By their very role in the life of the Church, priests are inescapably called to an especially deep understanding of the truth. Hence all priests are called to study. Unfortunately, this can be a temptation in itself, a temptation to be recognized as an “expert”, or to be considered a source rather than a servant of truth, or to substitute mere cleverness for deeper insight. Instead, study must be the handmaid of contemplation, another means of uniting oneself with that full truth which is Jesus Christ. To underscore this point, it is sufficient to quote from the conclusion to the chapter on study:
To think of study as a mere game of the mind and having no bearing on the life of prayer is an illusion…. The key to opening up the treasure of divine truth is…to acquire this virtue of studiousness and integrate it with the theological virtues, and prayer before the Blessed Sacrament. When this happens, then a true spirituality of study is alive and active not only in an individual priest but also in religious communities and seminaries, dioceses, and even university faculties.

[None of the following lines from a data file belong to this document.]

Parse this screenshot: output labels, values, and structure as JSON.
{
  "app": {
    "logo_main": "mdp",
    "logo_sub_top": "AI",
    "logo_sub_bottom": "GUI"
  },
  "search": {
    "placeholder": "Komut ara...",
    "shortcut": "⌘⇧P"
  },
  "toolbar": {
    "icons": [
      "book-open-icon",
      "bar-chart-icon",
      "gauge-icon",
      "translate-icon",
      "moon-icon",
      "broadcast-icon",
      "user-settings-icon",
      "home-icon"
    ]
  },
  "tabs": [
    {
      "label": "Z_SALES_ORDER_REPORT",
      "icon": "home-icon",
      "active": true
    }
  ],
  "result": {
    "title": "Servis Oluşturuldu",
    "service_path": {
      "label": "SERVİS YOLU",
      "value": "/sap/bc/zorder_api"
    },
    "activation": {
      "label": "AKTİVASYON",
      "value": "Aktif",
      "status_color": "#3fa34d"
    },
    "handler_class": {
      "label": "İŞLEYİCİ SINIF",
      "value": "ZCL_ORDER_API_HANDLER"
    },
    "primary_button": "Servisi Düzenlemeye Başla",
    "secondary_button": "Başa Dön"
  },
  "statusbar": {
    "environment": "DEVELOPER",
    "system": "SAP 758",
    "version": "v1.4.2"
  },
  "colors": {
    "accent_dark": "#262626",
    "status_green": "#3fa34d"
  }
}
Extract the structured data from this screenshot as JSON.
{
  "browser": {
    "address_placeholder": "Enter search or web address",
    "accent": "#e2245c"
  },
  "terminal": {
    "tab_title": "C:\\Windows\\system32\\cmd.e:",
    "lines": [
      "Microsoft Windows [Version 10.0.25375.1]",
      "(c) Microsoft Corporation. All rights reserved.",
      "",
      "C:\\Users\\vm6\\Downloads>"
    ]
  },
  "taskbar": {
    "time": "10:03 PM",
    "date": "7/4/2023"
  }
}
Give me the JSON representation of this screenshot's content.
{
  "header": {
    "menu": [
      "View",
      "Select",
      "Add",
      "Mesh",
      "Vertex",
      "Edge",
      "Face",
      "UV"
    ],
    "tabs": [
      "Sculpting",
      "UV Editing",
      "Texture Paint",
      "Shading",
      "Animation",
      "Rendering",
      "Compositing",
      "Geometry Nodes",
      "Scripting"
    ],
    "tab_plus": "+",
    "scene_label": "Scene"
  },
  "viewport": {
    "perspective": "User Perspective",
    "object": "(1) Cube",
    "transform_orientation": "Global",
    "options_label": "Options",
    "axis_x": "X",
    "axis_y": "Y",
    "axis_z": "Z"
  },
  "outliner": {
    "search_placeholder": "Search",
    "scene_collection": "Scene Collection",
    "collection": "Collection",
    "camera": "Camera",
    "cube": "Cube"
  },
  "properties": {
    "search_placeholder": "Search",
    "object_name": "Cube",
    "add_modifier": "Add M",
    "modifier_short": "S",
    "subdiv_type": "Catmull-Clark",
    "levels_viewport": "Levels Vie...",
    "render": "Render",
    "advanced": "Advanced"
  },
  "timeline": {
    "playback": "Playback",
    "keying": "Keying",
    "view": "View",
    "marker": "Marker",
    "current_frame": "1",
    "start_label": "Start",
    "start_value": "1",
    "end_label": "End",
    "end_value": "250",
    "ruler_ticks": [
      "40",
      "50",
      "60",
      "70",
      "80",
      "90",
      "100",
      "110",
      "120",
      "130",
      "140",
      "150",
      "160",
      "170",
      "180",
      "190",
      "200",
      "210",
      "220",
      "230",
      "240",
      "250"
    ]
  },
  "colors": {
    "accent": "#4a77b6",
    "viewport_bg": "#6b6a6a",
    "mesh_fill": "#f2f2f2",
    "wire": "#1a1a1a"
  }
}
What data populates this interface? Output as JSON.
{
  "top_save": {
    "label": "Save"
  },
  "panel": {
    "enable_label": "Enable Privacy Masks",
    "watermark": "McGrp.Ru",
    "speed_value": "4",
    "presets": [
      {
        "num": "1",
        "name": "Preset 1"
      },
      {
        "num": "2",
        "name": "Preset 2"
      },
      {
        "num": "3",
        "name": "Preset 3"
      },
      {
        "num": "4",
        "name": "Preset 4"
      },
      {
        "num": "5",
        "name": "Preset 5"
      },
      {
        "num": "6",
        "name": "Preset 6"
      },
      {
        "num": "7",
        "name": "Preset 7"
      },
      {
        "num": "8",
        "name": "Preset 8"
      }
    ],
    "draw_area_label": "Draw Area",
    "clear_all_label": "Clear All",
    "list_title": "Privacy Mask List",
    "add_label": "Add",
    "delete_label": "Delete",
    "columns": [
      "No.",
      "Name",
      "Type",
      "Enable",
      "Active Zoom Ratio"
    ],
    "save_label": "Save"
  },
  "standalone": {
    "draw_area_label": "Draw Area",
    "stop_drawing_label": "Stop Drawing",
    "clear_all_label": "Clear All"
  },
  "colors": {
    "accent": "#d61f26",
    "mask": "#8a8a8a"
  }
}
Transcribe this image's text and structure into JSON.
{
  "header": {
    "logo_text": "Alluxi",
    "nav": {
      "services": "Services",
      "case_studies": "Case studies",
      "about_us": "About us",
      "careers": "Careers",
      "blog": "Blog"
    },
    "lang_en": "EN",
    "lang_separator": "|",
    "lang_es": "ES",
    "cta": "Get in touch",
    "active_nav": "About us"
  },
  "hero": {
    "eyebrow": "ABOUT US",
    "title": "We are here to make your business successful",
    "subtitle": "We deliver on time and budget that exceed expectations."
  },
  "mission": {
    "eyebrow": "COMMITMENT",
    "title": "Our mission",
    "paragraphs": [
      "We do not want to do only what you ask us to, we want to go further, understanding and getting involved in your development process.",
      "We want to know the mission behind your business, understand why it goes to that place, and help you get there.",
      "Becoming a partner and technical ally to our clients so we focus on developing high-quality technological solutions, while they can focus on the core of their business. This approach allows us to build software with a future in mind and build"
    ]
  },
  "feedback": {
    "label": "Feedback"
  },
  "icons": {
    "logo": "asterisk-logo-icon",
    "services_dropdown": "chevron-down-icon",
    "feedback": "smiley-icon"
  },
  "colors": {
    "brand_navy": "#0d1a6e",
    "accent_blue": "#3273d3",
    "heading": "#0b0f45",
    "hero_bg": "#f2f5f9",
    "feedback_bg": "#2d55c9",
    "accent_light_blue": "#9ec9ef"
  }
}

As I’ve indicated, the chapter on study does not mark the end of Fr. Cole’s book. Rather, it closes off the section on what makes a priest good and lays the groundwork for a penetrating (one might say studious) analysis of those vices which are, as we have seen, the priest’s hidden enemies. But the first three chapters, and especially the second in which contemplation emerges as the key, are the necessary foundation for all that follows. Thus The Hidden Enemies of the Priesthood provides both a lucid explanation of what it takes to become a good priest and a practical reflection on the vices which too often ruin the work. For priests and seminarians, this is essential reading.